I am a big advocate of working with the transference. It certainly has helped me understand a lot of "irrational" feelings and actions of mine.
But transference operates throughout our life, not just in the therapy room towards therapists. I'm guessing you may have strong transference reactions to your husband. Who is he, in the transference? If you have "snippy" feelings towards your spouse, what could be the origin of those feelings, if you looked at it from a transference perspective? And what if you were as interested in thinking about and analyzing reactions to your husband, from a transference perspective, as you are the transference with your marriage counselor?

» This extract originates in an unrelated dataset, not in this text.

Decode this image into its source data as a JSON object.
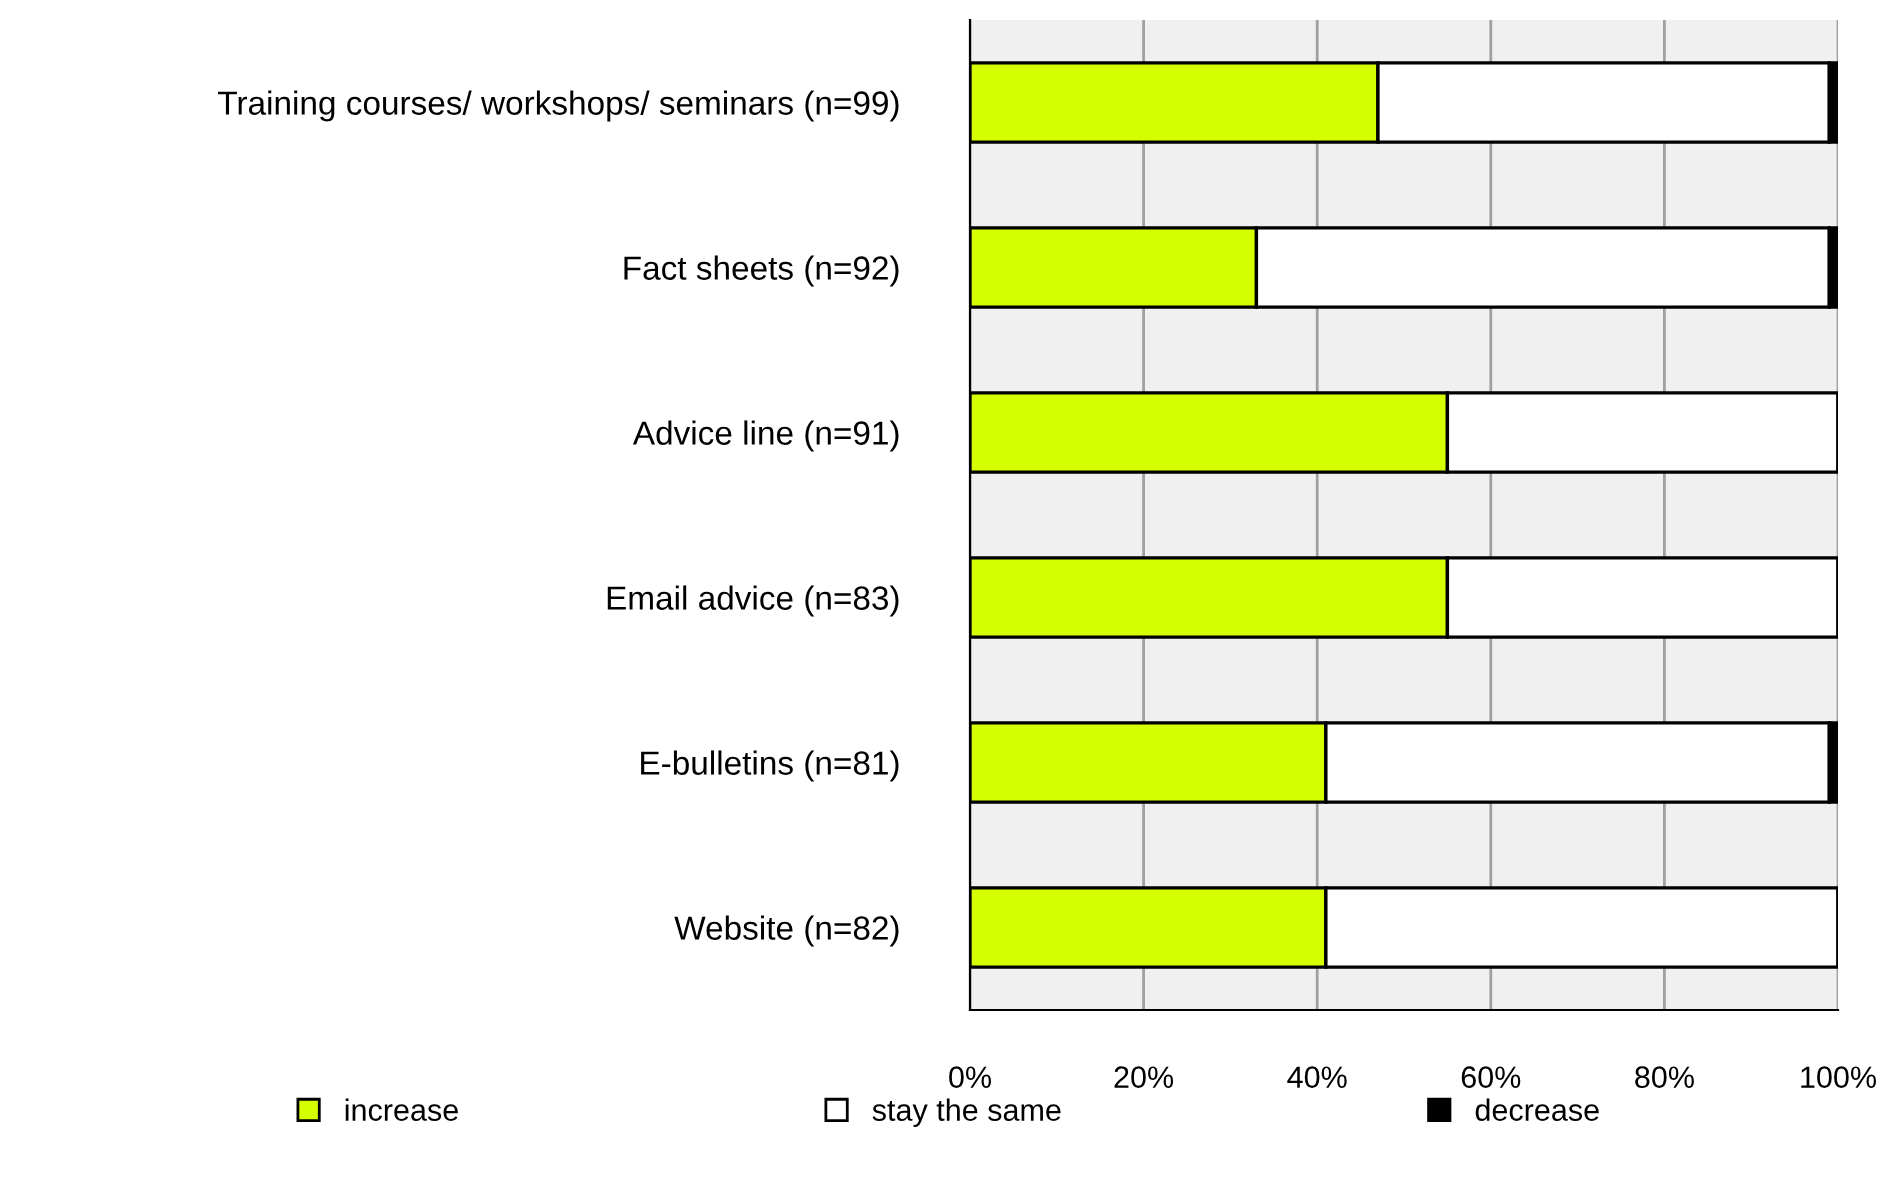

I know, personally, that in my own marriage counseling, I had moments of conflict where I was reacting in a transference way, strongly, to both my husband and the marriage counselor. Both of them, in my mind, were replicating transference roles from the past, ones that had been linked together in the past and now were once again, in my mind, coming to life in the here-and-now of the therapy room.
I don't know you, obviously, and there's so much about your life and relationships I don't know. But what sticks out to me is that, in your early life, there was a triad (you, mother, dad) and you felt excluded (secrets, etc., your dad's hurtful comment).
Now there's another triad. What role could you be playing now? What role could your husband be playing?
Transference can be so tricky. As we re-enact the past there can be what someone called a dizzying constellation of transference reactions, where people take on this role and that one as we try to exert control over what were once uncontrollable events. I know, from my own therapy, it is relatively easy to understand when I am playing the child-like victim in the transference, the one who feels abandoned and needs love and care. It's a whole lot harder for me to see when I can be taking on the persecutor role in the transference and treating other people in the same way that people once treated me. Nobody likes to see themselves that way.
I'm not saying that's the case for you--I don't know you! And I hope you don't take any offense. I know you from all your posts to be very thoughtful and so I hope you can take this in the spirit that it's meant, just some thoughts on transference in therapy and relationships from someone who has struggled (and is struggling) with all that herself.